混乱しながらもしっかりとキャッチしてくれたのを確認する。
「今まで結構楽しかったよ。ソラとアイリスのこと任せたからね」
僕は右手に持つナイフで自分の左手を薄く斬りつけた。
とたんに傷口からそれらが溢れ出す。
赤い雫が下に滴り落ち、黒い煙が上へと立ち昇った。
赤い雫は僕の血。
人間誰しも持っているものだ。
僕だって人間なんだから体の中には赤い血が流れている。
黒い煙は忌子の瘴気だ。僕が持つはずない、そう三人にもアイリスにも、ソラにまで思わせていたもの。でも僕は確かに体の中に瘴気を抱え込んでいた。
「じゃあばいばい」
「待ちなさいロウル!」
「ロウル君待って!」
「止まりやがれロウル!」
三人が呼び止める声が聞こえてくる。
でも止まる理由はない。
ちゃんと僕がこうする理由は話したし、どう対応すれば無事で済むかも話したんだから。
そのためにわざわざアイリスを見捨てるような演技までして話を聞かせたんだ。
それに三人は無理矢理僕を止めることもできない。
アレックスさんは魔物を止めるのにかかりきりだし、パウロナさんにはアイリスを、ミュリエルさんにはソラを預けてある。

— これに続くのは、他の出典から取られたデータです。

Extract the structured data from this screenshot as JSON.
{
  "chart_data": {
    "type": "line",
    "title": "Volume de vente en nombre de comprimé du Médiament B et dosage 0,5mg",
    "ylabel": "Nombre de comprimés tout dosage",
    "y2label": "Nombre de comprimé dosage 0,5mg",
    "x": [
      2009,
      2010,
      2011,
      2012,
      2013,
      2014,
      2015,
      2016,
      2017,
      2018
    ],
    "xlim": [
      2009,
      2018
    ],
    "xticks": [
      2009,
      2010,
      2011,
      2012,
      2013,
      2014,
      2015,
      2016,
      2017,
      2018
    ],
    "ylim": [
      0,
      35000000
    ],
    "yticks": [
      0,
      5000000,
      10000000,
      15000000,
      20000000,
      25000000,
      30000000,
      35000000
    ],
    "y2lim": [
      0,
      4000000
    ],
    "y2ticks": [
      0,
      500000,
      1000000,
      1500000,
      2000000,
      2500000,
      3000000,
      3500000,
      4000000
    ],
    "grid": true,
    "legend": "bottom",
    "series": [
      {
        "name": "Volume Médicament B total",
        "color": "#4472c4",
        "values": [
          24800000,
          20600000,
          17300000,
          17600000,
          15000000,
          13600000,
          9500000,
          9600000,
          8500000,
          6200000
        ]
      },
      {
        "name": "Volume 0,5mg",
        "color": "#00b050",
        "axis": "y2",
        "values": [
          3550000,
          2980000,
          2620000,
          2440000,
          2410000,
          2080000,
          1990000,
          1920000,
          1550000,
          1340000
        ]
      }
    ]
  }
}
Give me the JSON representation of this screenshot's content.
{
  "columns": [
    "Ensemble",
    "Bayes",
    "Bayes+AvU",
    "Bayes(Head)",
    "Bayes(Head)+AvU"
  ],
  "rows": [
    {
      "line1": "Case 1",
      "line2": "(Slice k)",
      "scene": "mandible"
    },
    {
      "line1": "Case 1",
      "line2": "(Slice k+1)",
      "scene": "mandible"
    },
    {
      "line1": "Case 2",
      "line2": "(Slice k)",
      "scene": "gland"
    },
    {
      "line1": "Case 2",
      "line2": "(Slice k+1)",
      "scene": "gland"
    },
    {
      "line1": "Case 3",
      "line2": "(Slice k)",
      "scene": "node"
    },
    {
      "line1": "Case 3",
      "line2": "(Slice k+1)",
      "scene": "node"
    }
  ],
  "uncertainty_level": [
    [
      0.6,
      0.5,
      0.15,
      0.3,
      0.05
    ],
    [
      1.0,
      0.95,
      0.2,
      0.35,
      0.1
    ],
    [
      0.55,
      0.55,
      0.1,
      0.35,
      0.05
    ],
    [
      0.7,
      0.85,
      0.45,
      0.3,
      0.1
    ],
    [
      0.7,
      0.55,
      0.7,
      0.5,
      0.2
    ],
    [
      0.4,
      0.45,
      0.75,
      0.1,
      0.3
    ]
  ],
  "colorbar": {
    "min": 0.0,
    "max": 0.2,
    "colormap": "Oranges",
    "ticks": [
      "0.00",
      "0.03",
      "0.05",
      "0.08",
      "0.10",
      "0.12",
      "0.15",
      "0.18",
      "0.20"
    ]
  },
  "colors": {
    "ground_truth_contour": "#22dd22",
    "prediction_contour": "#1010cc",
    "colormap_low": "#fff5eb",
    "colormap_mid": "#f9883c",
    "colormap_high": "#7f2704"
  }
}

眠ってしまって自分で行動できない二人を放置する、なんてことは二人にはできないだろう。
ちゃんとそこまで考えている。
ほら、僕はやっぱり冷静だ。
アイリスとソラが生き残るためには、これが一番良い方法だったんだ。
二人はただ寝ているだけだから起こせば足手まといにもならないだろうし。
「さてさて、どこまで倒せるかな」
後ろからの声を聞き流しながら、僕は何の気負いもなく、まるで散歩にでも行くようにして躊躇なく落とし穴から飛び降りた。